2 giugno
Marcellino e Pietro.
Vedendoli morire da cristiani il loro carnefice trovò Dio
I martiri dei primi secoli ci spingono a una seria riflessione sulla nostra fede: i cristiani oggi sono ancora in grado di testimoniare il Vangelo in un modo così profondo da portare chi li guarda alla conversione? I santi Marcellino e Pietro ci pongono ancora questa domanda a più di 1700 anni dal martirio, che permise al loro stesso carnefice di trovare poi la luce vera e di incontrare Dio. Quell’uomo li aveva portati in un bosco proprio per “mettere a tacere” la loro testimonianza, costringendoli a scavarsi la fossa dove vennero sepolti. Grazie a una matrona, però, i corpi dei due santi uccisi a Roma durante la persecuzione di Diocleziano, forse nel 304, ebbero una degna sepoltura sulla Via Labicana. La storia del sacerdote e dell’esorcista uccisi nella selva venne tramandata grazie all’esecutore della sentenza, che l’aveva raccontata al futuro papa Damaso.

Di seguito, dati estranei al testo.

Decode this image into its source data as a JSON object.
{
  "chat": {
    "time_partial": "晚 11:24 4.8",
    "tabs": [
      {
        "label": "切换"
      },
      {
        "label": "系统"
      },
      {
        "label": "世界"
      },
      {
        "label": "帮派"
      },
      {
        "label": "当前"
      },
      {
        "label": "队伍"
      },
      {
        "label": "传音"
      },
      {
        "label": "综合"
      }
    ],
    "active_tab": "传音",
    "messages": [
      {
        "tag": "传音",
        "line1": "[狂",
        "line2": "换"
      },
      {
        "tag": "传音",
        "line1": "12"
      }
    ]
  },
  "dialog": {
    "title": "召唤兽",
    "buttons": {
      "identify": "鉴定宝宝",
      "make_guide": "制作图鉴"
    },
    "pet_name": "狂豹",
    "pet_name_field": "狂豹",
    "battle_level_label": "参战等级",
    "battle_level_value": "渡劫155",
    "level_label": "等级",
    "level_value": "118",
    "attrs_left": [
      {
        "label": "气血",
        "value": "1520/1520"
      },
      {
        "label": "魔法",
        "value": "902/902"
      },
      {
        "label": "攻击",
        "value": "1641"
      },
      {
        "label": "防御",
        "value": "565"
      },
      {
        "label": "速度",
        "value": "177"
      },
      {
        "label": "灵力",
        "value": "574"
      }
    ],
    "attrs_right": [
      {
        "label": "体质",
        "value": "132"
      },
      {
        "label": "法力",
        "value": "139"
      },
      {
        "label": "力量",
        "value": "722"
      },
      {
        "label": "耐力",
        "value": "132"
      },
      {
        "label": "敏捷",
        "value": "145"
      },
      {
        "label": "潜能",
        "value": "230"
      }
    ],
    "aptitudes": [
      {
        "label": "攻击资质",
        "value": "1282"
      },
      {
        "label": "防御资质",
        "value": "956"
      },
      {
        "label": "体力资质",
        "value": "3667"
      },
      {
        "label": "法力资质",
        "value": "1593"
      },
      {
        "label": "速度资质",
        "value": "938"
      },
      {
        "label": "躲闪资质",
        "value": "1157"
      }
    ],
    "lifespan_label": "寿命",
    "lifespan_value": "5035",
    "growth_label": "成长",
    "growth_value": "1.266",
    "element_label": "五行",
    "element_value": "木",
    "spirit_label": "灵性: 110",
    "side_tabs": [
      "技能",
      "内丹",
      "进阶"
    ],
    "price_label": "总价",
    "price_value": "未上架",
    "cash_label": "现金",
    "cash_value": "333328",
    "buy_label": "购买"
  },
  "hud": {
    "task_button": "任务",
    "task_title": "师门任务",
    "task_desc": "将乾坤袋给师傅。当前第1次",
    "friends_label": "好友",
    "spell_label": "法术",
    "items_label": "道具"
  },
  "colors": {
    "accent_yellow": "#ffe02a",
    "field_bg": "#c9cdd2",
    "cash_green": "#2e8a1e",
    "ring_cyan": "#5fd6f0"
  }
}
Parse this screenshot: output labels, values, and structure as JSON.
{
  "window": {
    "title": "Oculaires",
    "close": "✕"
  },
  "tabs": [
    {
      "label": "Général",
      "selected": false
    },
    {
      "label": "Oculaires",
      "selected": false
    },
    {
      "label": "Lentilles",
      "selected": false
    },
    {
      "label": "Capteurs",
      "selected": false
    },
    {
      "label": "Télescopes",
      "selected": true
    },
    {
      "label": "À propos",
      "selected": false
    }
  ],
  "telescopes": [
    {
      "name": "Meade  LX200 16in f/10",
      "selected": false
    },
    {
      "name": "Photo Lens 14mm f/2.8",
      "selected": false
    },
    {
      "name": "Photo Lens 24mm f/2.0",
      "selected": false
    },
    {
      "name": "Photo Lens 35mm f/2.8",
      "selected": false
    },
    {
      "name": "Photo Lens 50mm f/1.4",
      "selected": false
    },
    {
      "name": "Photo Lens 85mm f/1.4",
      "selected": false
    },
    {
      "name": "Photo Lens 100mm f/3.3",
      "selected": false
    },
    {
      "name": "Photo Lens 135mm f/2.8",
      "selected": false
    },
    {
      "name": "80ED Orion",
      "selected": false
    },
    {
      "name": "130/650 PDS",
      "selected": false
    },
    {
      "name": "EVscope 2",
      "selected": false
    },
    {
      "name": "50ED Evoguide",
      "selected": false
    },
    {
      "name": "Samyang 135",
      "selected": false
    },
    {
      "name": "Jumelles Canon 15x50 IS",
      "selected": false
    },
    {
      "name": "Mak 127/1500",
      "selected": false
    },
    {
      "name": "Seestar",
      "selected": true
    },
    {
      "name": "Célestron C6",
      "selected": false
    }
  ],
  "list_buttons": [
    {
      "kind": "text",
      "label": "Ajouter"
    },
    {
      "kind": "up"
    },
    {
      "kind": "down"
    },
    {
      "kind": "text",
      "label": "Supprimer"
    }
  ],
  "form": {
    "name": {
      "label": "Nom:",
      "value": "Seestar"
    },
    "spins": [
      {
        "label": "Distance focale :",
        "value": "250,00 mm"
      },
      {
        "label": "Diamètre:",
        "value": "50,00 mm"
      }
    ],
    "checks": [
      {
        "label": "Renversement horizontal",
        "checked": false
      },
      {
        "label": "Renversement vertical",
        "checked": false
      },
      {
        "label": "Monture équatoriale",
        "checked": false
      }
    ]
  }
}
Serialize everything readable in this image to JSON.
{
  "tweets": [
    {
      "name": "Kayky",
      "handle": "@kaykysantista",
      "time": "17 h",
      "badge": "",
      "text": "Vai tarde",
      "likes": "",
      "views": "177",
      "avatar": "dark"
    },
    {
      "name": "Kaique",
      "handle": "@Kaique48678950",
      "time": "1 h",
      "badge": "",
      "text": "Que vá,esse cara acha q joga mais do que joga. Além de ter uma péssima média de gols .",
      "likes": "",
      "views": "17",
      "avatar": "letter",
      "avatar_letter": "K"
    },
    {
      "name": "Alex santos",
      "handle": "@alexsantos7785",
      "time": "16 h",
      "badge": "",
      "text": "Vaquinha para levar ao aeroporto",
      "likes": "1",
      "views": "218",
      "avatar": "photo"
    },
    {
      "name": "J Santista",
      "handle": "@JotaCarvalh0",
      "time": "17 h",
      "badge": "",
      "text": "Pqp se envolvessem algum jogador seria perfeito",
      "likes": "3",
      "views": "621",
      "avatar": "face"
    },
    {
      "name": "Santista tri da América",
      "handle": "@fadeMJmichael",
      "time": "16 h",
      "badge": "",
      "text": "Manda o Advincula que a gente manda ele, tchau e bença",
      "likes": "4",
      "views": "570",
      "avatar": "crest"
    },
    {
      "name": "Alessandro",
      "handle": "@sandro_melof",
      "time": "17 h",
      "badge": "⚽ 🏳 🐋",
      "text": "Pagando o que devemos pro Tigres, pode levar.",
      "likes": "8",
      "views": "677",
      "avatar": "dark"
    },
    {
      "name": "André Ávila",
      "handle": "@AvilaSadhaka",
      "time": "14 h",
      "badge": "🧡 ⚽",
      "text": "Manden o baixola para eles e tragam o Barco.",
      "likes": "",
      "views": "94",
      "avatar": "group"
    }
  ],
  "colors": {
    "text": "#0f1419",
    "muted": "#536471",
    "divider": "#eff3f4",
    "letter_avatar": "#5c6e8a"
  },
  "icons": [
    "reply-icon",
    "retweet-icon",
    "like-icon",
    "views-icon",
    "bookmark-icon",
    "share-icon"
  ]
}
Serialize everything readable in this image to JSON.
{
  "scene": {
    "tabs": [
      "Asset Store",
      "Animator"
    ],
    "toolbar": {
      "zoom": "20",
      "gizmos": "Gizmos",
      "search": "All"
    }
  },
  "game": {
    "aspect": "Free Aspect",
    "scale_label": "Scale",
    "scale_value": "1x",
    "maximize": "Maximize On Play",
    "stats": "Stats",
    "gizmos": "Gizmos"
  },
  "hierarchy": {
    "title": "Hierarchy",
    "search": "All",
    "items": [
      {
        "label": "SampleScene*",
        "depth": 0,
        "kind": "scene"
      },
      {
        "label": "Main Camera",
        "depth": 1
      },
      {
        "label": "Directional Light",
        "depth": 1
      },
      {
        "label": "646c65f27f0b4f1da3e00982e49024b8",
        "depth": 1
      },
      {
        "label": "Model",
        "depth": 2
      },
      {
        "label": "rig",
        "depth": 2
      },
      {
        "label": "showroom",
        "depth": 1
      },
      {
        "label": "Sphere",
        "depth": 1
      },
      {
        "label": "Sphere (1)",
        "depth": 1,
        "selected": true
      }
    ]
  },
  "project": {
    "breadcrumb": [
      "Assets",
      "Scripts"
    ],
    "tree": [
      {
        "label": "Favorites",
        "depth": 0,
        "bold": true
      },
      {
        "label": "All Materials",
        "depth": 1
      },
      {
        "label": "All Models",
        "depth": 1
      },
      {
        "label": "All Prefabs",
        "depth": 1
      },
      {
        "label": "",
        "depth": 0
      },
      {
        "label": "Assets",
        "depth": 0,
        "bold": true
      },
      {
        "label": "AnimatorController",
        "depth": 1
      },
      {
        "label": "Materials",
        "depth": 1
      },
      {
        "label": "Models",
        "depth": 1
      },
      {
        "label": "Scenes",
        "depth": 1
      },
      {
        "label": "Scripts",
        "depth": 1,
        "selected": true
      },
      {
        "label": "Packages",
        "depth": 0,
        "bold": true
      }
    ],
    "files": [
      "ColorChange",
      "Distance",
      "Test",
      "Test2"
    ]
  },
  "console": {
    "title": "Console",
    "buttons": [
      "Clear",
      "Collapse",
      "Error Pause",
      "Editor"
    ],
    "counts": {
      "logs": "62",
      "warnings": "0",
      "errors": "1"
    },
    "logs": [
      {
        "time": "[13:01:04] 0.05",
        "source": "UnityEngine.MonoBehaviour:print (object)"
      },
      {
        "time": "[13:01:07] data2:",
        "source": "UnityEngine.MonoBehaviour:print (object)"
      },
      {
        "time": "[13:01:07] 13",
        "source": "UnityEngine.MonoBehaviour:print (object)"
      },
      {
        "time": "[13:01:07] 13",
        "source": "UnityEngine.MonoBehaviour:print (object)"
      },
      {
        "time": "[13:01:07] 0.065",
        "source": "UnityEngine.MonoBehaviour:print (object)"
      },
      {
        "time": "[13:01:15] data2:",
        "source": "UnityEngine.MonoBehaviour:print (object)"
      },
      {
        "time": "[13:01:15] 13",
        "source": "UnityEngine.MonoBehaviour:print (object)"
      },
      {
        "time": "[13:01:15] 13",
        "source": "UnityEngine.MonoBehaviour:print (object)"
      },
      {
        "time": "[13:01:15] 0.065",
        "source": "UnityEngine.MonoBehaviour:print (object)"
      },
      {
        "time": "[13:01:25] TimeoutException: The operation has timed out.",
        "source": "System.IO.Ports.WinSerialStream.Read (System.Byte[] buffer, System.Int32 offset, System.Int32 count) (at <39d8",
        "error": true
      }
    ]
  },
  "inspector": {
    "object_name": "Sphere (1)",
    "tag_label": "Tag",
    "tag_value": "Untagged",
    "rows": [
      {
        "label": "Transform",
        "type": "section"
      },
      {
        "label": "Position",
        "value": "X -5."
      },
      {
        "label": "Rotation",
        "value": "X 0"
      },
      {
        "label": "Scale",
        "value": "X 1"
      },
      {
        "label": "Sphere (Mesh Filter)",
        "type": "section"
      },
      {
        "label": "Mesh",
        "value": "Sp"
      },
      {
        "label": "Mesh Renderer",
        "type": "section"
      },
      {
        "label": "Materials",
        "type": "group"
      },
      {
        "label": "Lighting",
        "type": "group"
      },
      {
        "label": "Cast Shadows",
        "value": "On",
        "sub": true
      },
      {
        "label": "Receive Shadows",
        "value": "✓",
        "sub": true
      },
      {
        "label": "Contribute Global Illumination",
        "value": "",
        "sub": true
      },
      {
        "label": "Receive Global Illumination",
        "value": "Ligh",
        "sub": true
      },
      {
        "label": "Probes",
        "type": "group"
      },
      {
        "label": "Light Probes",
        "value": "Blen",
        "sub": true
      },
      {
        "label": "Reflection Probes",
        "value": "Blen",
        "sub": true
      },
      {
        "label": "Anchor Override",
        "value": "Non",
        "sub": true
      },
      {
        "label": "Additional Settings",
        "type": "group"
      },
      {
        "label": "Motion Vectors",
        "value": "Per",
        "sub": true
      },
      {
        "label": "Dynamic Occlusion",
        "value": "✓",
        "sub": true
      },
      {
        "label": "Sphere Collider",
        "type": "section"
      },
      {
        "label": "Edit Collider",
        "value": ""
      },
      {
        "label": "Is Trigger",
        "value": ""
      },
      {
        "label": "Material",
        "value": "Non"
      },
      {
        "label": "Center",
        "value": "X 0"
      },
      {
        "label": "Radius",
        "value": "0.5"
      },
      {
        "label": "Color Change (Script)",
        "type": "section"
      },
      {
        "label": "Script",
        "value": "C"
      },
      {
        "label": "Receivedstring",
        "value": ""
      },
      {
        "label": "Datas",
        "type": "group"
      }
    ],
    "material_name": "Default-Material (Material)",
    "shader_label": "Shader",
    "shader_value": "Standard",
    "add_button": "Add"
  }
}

Altri santi. Sant’Erasmo di Formia, vescovo (III-IV sec.); san Guido d’Acqui, vescovo (1004-1070).
Matteo Liut
Avvenire
Santi Marcellino, sacerdote, e Pietro, esorcista,
martiri sulla via Labicana
Due alberi di alloro, un bosco che cambia nome, un nucleo di catacombe oggi tra i più famosi al mondo. Tracce di una natura ormai scomparsa, che resistono nella tradizione scritta, e pietre che resistono ai secoli e danno solidità a quella tradizione. Le radici di due martiri cristiani del quarto secolo, il prete Marcellino e l’esorcista Pietro, affiorano qui, da antichi martirologi e reticoli sotterranei scavati nel tufo.
La grande mattanza
È il 304 e a Roma imperversa la grande persecuzione anticristiana voluta da Diocleziano. È l’ultima, grande mattanza ordinata dall’autorità romana prima della clemenza di Costantino. Il secondo dei quattro editti con i quali Diocleziano pianifica l’annientamento dei cristiani impone in particolare l’arresto di vescovi, sacerdoti, diaconi. Molti vengono giustiziati, perché i tribunali hanno facoltà di emettere la sentenza capitale. È in questo frangente che il sacerdote Marcellino finisce in carcere. Come tanti, il prete rifiuta di abiurare la fede, e tante prigioni diventano piccole comunità di credenti.
Il martirio nascosto
In carcere Marcellino conosce Pietro, un esorcista. Insieme annunciano Cristo e molti si convertono, chiedono il Battesimo. I racconti agiografici, dai dettagli più o meno leggendari, riferiscono di miracoli, come la guarigione della figlia del loro carceriere. Per il giudice evidentemente è troppo, i due devono essere tolti di mezzo. Qui la storia si fa più certa grazie a Papa Damaso I, che la racconta qualche decennio dopo. Marcellino e Pietro vengono torturati, portati in un bosco conosciuto come Selva Nera, costretti all’ultima, crudele umiliazione – scavare da sé la propria fossa – infine decapitati. Per la legge giustizia è fatta e la scelta della boscaglia è una scaltrezza aggiuntiva: oscurare per sempre il luogo dell’esecuzione. Calcolo sbagliato.
“Pietas” di una matrona
Perché una matrona romana, Lucilla, arriva a conoscere tempo dopo il luogo del martirio. La donna rintraccia e fa spostare le salme di Marcellino e Pietro dalla Selva Nera – che da lì in poi verrà ribattezzata nell’attuale Selva Candida – nel cimitero detto “ad duas lauros”, oggi sulla Via Casilina, forse perché contrassegnato dalla presenza di due allori. Papa Damaso compone un carme che fa apporre sulla nuova tomba e quando i Goti lo distruggono Papa Vigilio lo fa ricollocare e inserisce i nomi dei due martiri anche nel Canone della Messa. Avverranno poi traslazioni più o meno lecite di reliquie, ma le chiese romane e le catacombe tutt’oggi aperte e vive perpetuano la memoria di due uomini troppo grandi per essere cancellati da due anonimi tumuli nascosti nel fitto di una boscaglia.